Saturday, November 01, 2008

FSSP: All Saints Day in Rome...



Quality. Machines didn't make this lace, but likely nuns. Quality matters, keep it alive.

1 comment:

Anonymous said...

There was a time when these lace surplices and albs were created by dozens of Orders of cloistered nuns, principally in Italy, Belgium, France but also in Germany, Spain, and Ireland. Not so much in the USA. In the USA, the cloistered nuns took up the holy task of making altar breads (hosts), for thousands of parishes.
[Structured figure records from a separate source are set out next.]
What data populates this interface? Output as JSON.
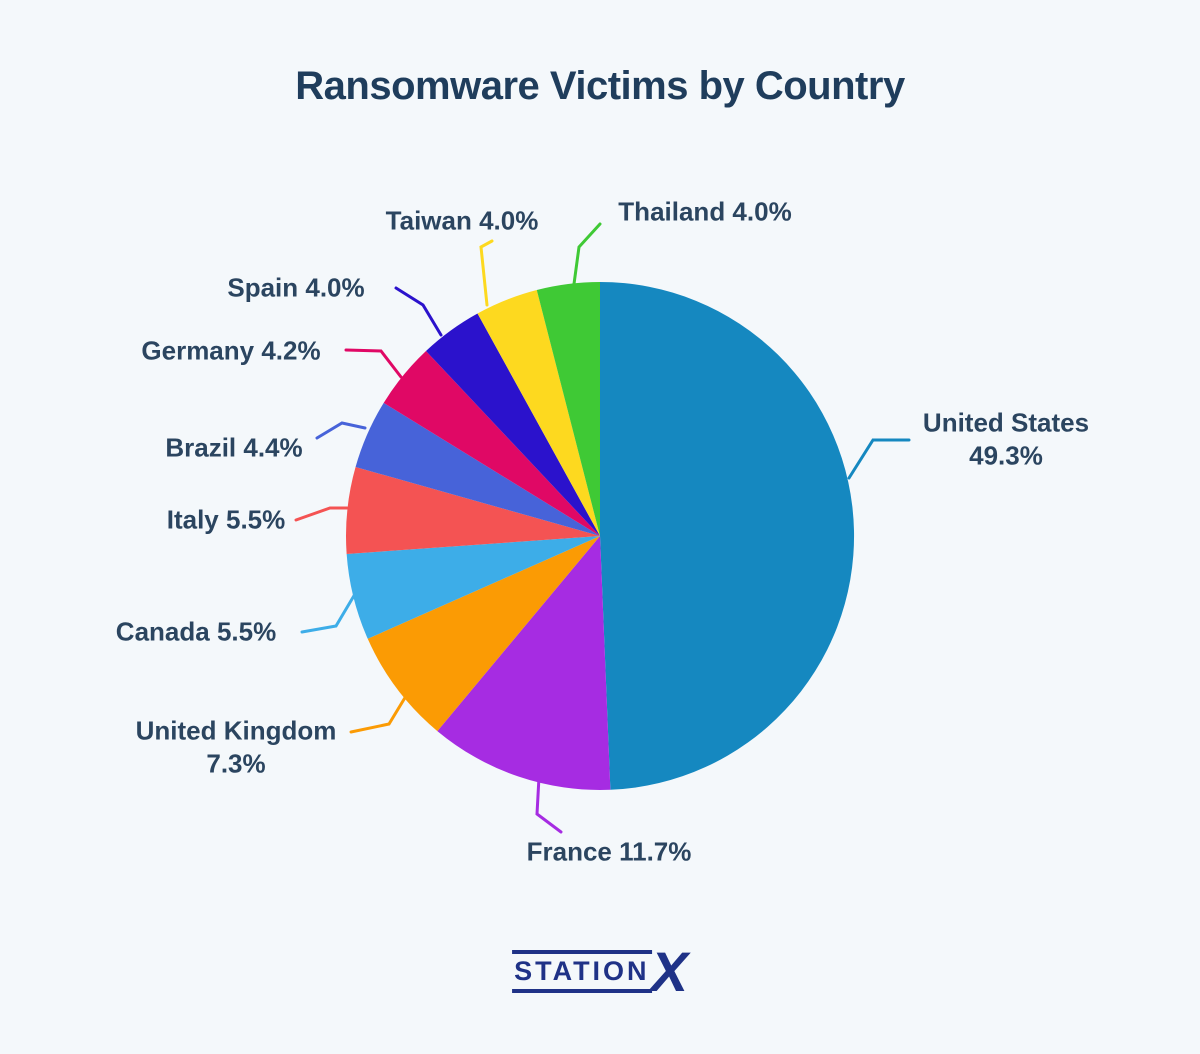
{
  "page": {
    "background_color": "#f4f8fb",
    "text_color": "#2b4560",
    "title_color": "#1f3d5c"
  },
  "chart_data": {
    "type": "pie",
    "title": "Ransomware Victims by Country",
    "unit": "percent",
    "start_angle_deg": 0,
    "direction": "clockwise",
    "legend": "none",
    "labels": "outside-with-leader-lines",
    "series": [
      {
        "label": "United States",
        "value": 49.3,
        "display": "49.3%",
        "color": "#1588c0"
      },
      {
        "label": "France",
        "value": 11.7,
        "display": "11.7%",
        "color": "#a62ce2"
      },
      {
        "label": "United Kingdom",
        "value": 7.3,
        "display": "7.3%",
        "color": "#fb9b04"
      },
      {
        "label": "Canada",
        "value": 5.5,
        "display": "5.5%",
        "color": "#3dade8"
      },
      {
        "label": "Italy",
        "value": 5.5,
        "display": "5.5%",
        "color": "#f45353"
      },
      {
        "label": "Brazil",
        "value": 4.4,
        "display": "4.4%",
        "color": "#4763d9"
      },
      {
        "label": "Germany",
        "value": 4.2,
        "display": "4.2%",
        "color": "#e00865"
      },
      {
        "label": "Spain",
        "value": 4.0,
        "display": "4.0%",
        "color": "#2b12cc"
      },
      {
        "label": "Taiwan",
        "value": 4.0,
        "display": "4.0%",
        "color": "#fdd91f"
      },
      {
        "label": "Thailand",
        "value": 4.0,
        "display": "4.0%",
        "color": "#3fc935"
      }
    ]
  },
  "logo": {
    "station_text": "STATION",
    "x_text": "X",
    "color": "#1f3287"
  }
}
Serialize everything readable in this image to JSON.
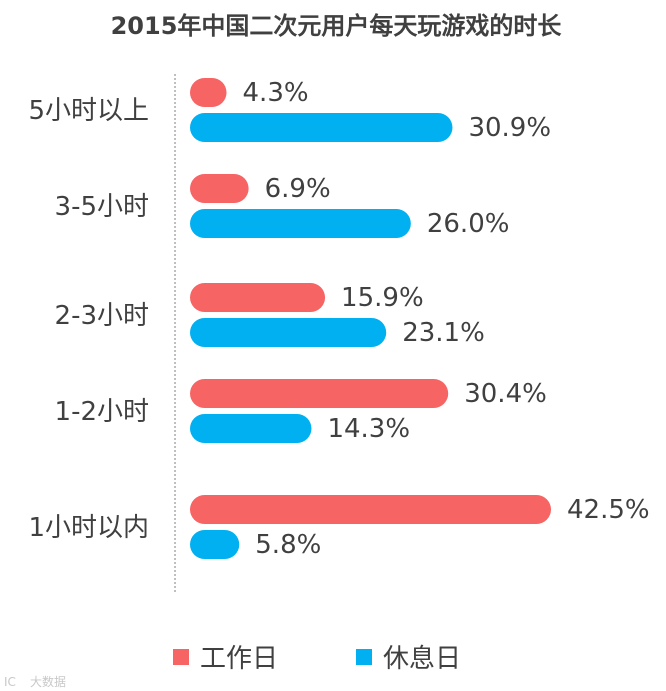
{
  "chart_data": {
    "type": "bar",
    "orientation": "horizontal",
    "title": "2015年中国二次元用户每天玩游戏的时长",
    "categories": [
      "5小时以上",
      "3-5小时",
      "2-3小时",
      "1-2小时",
      "1小时以内"
    ],
    "series": [
      {
        "name": "工作日",
        "color": "#f76464",
        "values": [
          4.3,
          6.9,
          15.9,
          30.4,
          42.5
        ],
        "labels": [
          "4.3%",
          "6.9%",
          "15.9%",
          "30.4%",
          "42.5%"
        ]
      },
      {
        "name": "休息日",
        "color": "#00b0f0",
        "values": [
          30.9,
          26.0,
          23.1,
          14.3,
          5.8
        ],
        "labels": [
          "30.9%",
          "26.0%",
          "23.1%",
          "14.3%",
          "5.8%"
        ]
      }
    ],
    "xlim": [
      0,
      42.5
    ],
    "grid": false,
    "legend_position": "bottom"
  }
}
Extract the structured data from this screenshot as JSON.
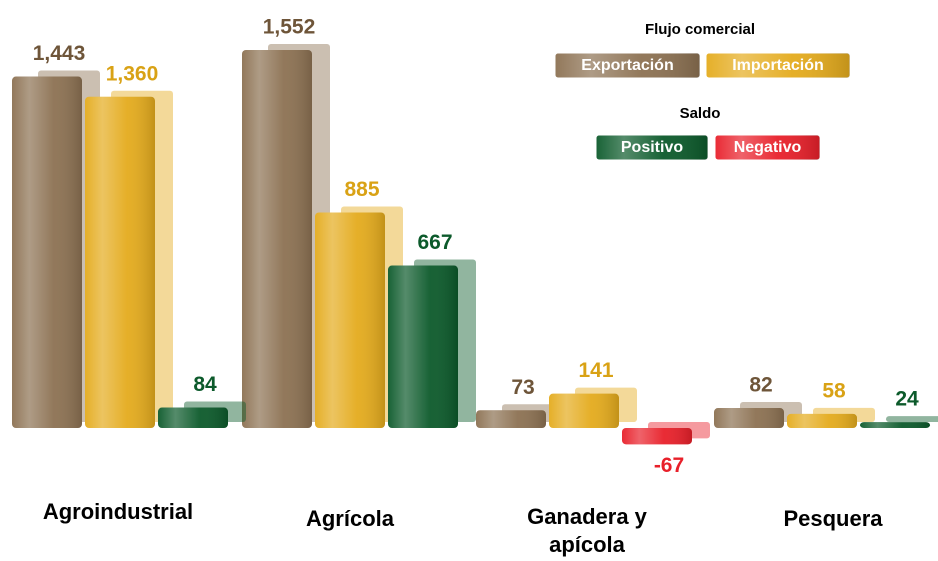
{
  "chart_data": {
    "type": "bar",
    "categories": [
      "Agroindustrial",
      "Agrícola",
      "Ganadera y apícola",
      "Pesquera"
    ],
    "legend_title": "Flujo comercial",
    "series": [
      {
        "name": "Exportación",
        "color": "#8c7152",
        "label_color": "#6e5539",
        "values": [
          1443,
          1552,
          73,
          82
        ],
        "value_labels": [
          "1,443",
          "1,552",
          "73",
          "82"
        ]
      },
      {
        "name": "Importación",
        "color": "#e4ab1d",
        "label_color": "#d9a215",
        "values": [
          1360,
          885,
          141,
          58
        ],
        "value_labels": [
          "1,360",
          "885",
          "141",
          "58"
        ]
      },
      {
        "name": "Saldo",
        "sign_labels": [
          "Positivo",
          "Negativo"
        ],
        "colors": [
          "#0c5a2b",
          "#e8202a"
        ],
        "values": [
          84,
          667,
          -67,
          24
        ]
      }
    ]
  }
}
Before Vatican II, there were in Belgium still half a dozen flourishing communities of pious women known as "Beguines"(who dressed like cloistered Benedictine nuns except that they wore elaborate white veils) who were famous for their lace. They were a movement of pious laywomen, who chose to withdraw from the world and live in community, and also in small enclosed "villages" called "Beguinages". Those in Antwerp, Ghent, and Brugges in Belgium were the largest, but their were also Beguinages in France, Netherlands, and Germany.
The Beguinages began in the early 12th century, and survived up until right after Vatican II. Their time of greatest flowering was between the 13th-17th centuries. There were for a time, even Lutheran "Beguinages" because since the Beguines had never really been nuns, buth rather communities of pious laywomen without solemn religious vows, it was seen as not specifically a "Catholic" thing, and also became popular in some parts of Lutheran Germany.
Beguinages started to decline as the Industrial Revolution in the mid-19th century took off. Just as the pious communities of Protestant Shakers in the USA suffered with the Industrial Revolution (when they could not compete for a livelyhood with mass production), neither could the Beguines when large mills and other factories started mass production of lace, pottery, etc. that the Beguines had become famous for.
But before Vatican II, some Beguinages still were fairly flourishing. The Brugges and Ghent Beguinages still had 200 Beguines, and the communities still were recieving vocations.
After the disaster of Vatican II, when the Mass was warped into what we now know as the Novus Ordo, and after 90% of the liturgical ornamentation, lace altars, albs, surplices were discarded, not to mention the massive revolution in religious life when thousands of priests and nuns quit rapidly liberalizing Orders, the Beguines also suffered like communities of nuns....even though they were not nuns. They were ridiculed as obsolete in a new "protestantized" and "reformed" Vatican II Catholic Church. Never nuns, and not bound by solemn vows, dozens of Beguines quit. And vocations dried up. A heritage of close to a thousand years of pious lives for generations of holy laywomen was destroyed in less than 10 years (1965-1975).
Today, there are no active Beguinages or Beguinages, and the few Beguines still living are now living in homes for aged nuns in Belgium. Like the USA, the average age of nuns in Belgium (in the radical liberal Orders), is 73or older.
IN Europe, lace albs and surplices were usually made in Benedictine, Trappistine, Discalced Carmelite(especially in France and Spain), and Visitation cloisters. Though some were also made in Poor Clare and Dominican houses. Also, many active Orders of nuns in Europe ...in addition to teaching, nursing etc. also had at the Motherhouses -which were usually very large communities of 200+, a large core group of sister volunteers who made lace albs and surplices.
There were even a handful of active communties of nuns in Europe who had as their sole apostolates the prayerful support and glorification of the priesthood. And this took active expression by working as domestics in seminaries, in rectories, staffing homes for aged priests, and in the making of lace for the altar and albs and surplices. Most of this wonderful apostolate has been discarded by these Orders since Vatican II, because they considered it "sexist" to serve male priests. Their Orders have collapsed accordingly.
Today, thanks to the radicalization and liberalization of religious life in most active Orders of nuns in Europe, the making of lace is confined to the few cloisters which have a fairly large community, and enough young cloistered nuns to continue this noble apostolate.
It will die out in some places thanks to Vatican II, but there is some home in newer Orders and cloisters which have a traditionalist orientation and are resuming this beautiful work.